The Water Management Coalition started as the brainchild of State Representative Curt Kiser, Republican of Pinellas County who was not a member of the Committee. Since I was a Democrat from Miami, our two counties could command close to 1/4 of the total votes in the legislature. I felt our major need in urban South Florida was to ensure that we got our fair share of the ad valorem tax revenue (from our hundreds of condominiums, for example). I had a vision of a string of recreational and passive parks along the miles next to the water management canals. Curt in exchange wanted to ensure that his county had proportional membership on the Board of the Water Management District, controlled by the farm and cattle oriented Democrats.
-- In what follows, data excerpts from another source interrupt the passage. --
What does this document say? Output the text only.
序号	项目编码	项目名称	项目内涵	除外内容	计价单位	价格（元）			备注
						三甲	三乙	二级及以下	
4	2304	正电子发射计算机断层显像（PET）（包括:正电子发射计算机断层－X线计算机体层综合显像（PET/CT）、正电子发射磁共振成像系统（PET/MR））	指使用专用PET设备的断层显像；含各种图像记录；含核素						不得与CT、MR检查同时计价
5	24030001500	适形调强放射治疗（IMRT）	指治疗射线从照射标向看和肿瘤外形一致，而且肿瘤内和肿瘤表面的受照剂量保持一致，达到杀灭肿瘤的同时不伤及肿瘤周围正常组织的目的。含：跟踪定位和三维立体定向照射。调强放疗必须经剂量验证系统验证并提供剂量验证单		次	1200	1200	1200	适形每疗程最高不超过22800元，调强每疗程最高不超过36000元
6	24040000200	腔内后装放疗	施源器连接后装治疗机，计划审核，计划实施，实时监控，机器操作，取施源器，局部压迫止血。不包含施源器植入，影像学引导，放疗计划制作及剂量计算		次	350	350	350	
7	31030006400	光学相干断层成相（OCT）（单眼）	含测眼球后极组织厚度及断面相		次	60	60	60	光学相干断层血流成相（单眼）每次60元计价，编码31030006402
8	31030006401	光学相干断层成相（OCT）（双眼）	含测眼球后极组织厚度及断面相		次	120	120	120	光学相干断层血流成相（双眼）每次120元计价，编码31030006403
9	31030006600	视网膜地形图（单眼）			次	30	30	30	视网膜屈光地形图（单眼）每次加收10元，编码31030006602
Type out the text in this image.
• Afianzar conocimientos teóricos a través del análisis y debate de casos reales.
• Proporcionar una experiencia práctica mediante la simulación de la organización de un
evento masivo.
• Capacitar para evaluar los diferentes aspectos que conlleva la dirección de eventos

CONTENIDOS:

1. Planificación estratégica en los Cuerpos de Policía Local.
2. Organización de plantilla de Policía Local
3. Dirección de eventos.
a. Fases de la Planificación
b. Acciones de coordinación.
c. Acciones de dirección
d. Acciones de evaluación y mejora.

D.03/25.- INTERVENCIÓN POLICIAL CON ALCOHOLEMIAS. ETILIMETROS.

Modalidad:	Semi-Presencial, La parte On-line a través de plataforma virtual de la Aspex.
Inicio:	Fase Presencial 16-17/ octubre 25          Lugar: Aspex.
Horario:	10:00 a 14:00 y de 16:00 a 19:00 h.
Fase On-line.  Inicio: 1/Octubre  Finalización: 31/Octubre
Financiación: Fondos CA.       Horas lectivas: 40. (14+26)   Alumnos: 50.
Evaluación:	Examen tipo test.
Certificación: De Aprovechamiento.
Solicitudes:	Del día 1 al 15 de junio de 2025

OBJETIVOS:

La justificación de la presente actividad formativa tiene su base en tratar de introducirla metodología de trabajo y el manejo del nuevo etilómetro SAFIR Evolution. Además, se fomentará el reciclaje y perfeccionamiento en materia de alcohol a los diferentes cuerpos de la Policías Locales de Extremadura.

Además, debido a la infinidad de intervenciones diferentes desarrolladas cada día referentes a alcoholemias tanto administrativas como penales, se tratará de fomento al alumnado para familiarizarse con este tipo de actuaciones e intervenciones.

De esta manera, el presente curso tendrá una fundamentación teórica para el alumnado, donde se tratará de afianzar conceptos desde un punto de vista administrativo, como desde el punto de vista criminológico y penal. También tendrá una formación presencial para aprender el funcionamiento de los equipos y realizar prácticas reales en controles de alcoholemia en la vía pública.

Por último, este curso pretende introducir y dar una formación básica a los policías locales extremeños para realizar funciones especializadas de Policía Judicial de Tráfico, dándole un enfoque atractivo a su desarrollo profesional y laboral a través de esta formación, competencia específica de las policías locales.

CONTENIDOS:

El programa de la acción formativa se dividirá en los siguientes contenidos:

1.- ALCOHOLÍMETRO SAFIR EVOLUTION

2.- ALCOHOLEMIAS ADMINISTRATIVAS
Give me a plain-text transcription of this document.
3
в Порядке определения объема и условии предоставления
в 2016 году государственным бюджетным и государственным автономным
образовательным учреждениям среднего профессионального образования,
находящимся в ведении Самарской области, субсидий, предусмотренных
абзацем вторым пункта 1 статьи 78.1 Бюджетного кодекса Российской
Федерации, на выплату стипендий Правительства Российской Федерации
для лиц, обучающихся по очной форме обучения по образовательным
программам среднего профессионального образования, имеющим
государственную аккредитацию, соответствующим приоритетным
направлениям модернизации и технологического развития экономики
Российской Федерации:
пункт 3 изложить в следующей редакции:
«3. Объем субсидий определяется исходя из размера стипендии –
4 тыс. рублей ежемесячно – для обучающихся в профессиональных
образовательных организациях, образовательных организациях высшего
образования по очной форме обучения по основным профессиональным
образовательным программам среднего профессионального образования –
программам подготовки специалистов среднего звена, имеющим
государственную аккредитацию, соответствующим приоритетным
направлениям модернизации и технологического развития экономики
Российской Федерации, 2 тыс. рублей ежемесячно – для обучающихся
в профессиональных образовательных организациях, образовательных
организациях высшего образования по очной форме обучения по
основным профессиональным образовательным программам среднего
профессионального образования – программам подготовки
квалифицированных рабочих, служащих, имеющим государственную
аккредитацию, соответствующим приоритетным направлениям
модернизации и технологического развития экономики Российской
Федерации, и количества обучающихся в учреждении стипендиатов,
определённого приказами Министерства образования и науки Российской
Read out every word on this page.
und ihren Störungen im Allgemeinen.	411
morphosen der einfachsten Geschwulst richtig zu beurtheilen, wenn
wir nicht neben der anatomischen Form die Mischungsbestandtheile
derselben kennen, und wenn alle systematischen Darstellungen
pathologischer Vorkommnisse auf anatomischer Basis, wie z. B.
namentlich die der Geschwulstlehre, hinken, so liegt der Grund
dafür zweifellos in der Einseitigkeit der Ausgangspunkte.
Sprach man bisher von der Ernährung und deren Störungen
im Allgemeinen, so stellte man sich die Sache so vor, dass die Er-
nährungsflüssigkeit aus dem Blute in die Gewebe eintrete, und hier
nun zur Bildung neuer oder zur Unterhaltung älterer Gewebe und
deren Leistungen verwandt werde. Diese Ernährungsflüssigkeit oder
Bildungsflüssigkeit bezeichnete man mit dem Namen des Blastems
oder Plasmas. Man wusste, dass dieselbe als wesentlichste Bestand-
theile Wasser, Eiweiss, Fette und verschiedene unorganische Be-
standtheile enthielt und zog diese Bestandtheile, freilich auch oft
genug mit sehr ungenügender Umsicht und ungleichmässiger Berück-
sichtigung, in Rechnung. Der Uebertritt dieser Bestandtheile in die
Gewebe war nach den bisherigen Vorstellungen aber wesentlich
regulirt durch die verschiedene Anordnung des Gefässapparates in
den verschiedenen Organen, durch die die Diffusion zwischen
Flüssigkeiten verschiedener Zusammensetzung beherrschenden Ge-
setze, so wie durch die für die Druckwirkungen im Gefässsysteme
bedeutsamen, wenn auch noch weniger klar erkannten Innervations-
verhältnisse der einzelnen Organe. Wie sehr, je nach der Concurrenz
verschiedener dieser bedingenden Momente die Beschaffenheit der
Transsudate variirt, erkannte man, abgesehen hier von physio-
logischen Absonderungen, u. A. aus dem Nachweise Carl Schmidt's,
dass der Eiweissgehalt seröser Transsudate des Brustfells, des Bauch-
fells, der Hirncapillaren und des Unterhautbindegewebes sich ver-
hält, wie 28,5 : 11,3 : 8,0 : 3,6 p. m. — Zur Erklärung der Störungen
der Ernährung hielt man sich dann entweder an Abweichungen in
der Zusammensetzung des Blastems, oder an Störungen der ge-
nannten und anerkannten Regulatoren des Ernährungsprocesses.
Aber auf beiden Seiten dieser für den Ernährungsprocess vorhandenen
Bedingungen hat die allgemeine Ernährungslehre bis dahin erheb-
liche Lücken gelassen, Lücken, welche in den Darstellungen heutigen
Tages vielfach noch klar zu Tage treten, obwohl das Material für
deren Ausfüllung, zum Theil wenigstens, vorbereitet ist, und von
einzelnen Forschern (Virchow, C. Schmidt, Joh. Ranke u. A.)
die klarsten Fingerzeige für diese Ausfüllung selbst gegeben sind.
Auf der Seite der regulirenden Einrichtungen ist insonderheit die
Neither Curt nor I told the leadership of the House or even the Committee of our plans to form the Coalition, but waited until floor debate to spring our plan. The secrecy worked beautifully and we garnered a majority vote to have our issues adopted by floor amendments. The leadership was stunned and approached Curt and I about a extracting from us consessions in the coalition debate.
About 6 years later in the Florida Senate, Dean Dempsey Barron copied our Coalition building in aligning his Democratic colleagues with disgruntled Republicans to form a conservative group to take control of the Florida Senate. It was not as peaceful as building the water management coalition, but it was far more powerful, because of Barron's legislative clout. He formed a lock down 26-14 majority of Democrats and Republicans to control the operation of the Florida Senate for the rest of that term.
Coalition building is essentially forcing a vote on bi-partisanship, which I feel was the vision of our framers of government. But, it will not work without trust and respect across the aisle. That is why it will not work today.